The rail crash occurred around 6:30 p.m. Friday. Environmental Protection Agency representative Mike Beslow estimated that about one and a half train cars’ worth of oil spilled. Each of the 115 tanker cars on the train that crashed can carry 30,000 gallons of crude.

“I am extremely grateful that there have been no injuries reported from this accident so far, but we are facing a dangerous situation that requires a massive cleanup effort,” said Will County Board member Gretchen Fritz, R-Plainfield. “We can’t afford to have something happen like this and put our residents at risk.”

Plainfield resident and former Village Board member Jim Racich said he’s had concerns about possible train mishaps in the past and worries that a worse catastrophe could happen.

“I don’t think trains like that should ride through Plainfield,” Racich said.

Train derailments in recent years nationwide have proven to be worse than Friday’s. In 2016, a Union Pacific train carrying crude oil derailed in Oregon’s Columbia River Gorge near Mosier, which sparked a large fire. In 2015, 21 cars of a 105-car Burlington Northern Santa Fe train carrying oil from North Dakota derailed three miles outside Galena, causing two to burst into flame.

But Plainfield Mayor Michael Collins said that although mishaps are cause for concern, as a lifelong resident he never has seen a derailment happen
in the village. He agreed that the derailment could not have happened in a better place – away from any residential areas. Collins also praised the response and preparedness from the various emergency service departments working on the scene.

“The fire department and police department have gone through a series of training for something like this,” he said.

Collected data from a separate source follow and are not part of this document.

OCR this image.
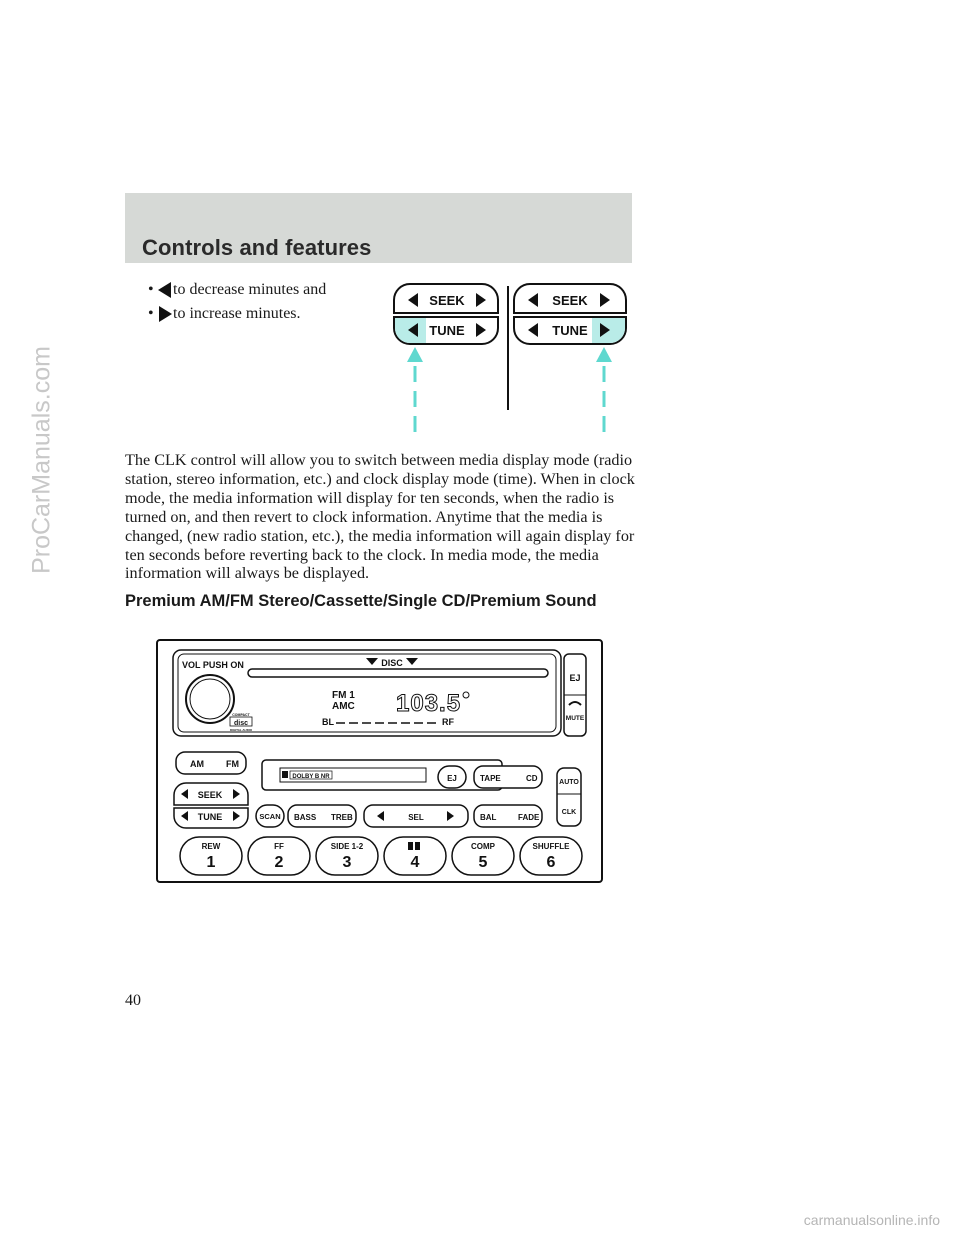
Controls and features
• to decrease minutes and
• to increase minutes.
SEEK
TUNE
SEEK
TUNE

The CLK control will allow you to switch between media display mode (radio station, stereo information, etc.) and clock display mode (time). When in clock mode, the media information will display for ten seconds, when the radio is turned on, and then revert to clock information. Anytime that the media is changed, (new radio station, etc.), the media information will again display for ten seconds before reverting back to the clock. In media mode, the media information will always be displayed.

Premium AM/FM Stereo/Cassette/Single CD/Premium Sound
VOL PUSH ON
COMPACT
disc
DIGITAL AUDIO
DISC
FM 1
AMC 103.5
BL	RF
EJ
MUTE
AM FM
DOLBY B NR	EJ	TAPE	CD	AUTO
CLK
SEEK
TUNE	SCAN BASS TREB	SEL	BAL	FADE
REW
1
FF
2
SIDE 1-2
3	4
COMP
5
SHUFFLE
6
40
ProCarManuals.com
carmanualsonline.info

Stratton said that a hazard is always possible with materials carried by rail through the village. He said a fire or explosion could happen with an ignition source such as power lines or even metal striking metal.

“It could have happened last night,” Stratton said. “Absolutely.”

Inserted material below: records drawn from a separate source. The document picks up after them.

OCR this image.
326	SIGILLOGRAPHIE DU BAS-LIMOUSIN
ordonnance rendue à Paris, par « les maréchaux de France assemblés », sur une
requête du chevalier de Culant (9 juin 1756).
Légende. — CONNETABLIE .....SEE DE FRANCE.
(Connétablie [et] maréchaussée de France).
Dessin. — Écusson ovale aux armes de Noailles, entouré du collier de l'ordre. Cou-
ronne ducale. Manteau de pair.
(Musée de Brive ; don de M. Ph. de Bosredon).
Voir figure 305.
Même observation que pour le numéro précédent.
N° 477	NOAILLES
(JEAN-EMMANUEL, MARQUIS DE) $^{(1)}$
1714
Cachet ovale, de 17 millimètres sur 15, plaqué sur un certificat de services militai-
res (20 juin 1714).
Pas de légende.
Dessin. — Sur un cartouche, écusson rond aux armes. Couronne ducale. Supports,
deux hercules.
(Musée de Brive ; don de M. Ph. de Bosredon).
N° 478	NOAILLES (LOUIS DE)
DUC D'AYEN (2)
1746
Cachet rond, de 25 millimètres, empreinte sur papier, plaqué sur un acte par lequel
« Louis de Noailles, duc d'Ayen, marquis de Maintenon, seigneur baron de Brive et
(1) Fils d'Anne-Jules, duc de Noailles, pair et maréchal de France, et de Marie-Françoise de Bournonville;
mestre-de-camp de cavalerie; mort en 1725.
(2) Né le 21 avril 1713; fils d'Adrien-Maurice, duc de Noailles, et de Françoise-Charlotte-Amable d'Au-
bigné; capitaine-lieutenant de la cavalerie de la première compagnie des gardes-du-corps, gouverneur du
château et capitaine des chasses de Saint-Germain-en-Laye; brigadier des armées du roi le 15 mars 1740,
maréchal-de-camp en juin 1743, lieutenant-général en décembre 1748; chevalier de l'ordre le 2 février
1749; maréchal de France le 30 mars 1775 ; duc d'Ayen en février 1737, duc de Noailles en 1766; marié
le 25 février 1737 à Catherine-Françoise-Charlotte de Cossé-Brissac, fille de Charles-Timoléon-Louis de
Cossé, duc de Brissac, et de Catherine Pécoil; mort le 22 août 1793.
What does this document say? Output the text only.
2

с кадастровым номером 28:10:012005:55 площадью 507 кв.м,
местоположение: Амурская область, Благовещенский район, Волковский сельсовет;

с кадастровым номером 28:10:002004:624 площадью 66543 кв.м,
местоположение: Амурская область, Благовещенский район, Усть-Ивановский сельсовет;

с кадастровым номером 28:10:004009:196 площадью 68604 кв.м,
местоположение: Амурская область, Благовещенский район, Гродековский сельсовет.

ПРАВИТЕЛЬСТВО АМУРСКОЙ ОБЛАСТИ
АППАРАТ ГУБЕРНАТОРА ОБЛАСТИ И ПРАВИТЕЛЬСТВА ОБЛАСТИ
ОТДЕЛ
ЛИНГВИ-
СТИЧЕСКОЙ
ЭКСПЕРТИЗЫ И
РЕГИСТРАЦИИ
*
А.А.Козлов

However, there were no fires or injuries in the derailment, authorities said.

“We believe that, by all standards, that there is no measurable threat to the community,” Plainfield Police Chief John Konopek said.


Authorities said they does not know how the train derailed or how long it will take to clean up the cars, but it would take “quite a bit of time” to get it contained and cleaned up.

It will be up to federal regulators from the Federal Railroad Administration to determine the cause of the crash, with Environmental Protection Agency officials tasked with assessing the damage.

The derailment caused 19 cars in the 115-car train to leave the tracks. Three of the cars were punctured, causing them to spill their contents, said Jim Kvedaras from U.S. Government Affairs at CN Transportation Services.

The holes in the train cars were the size of a walnut and a wrist, Kvedaras said. The third car was driven into the ground but also appeared be leaking. The derailment started at the 75th car of the train, he said.

Foam was used near the derailment site to mitigate the damage caused by the oil.

The foam is meant to blanket the area where the oil was spilled as well as to take away any ignition source that could lead to a fire or explosion. There was concern of the oil leaking into the nearby DuPage River, but Fisher said on Friday that the oil effectively was kept from reaching the river.

“All efforts are being made right now to make sure that continues,” Fisher said.

Fisher also said businesses within a 1,000-foot radius of the spill had been evacuated, but not homes.

The derailment occurred on CN railroad tracks between Route 59 and 143rd Street.

Several area businesses closed on Friday and some remained closed on Saturday, although no evacuation was ordered. Community Christian Church at 24035 Riverwalk Court  in Plainfield is expected to reopen on Sunday.

“This is going to have a large impact on traffic and for people’s ability to get around town,” Fisher said.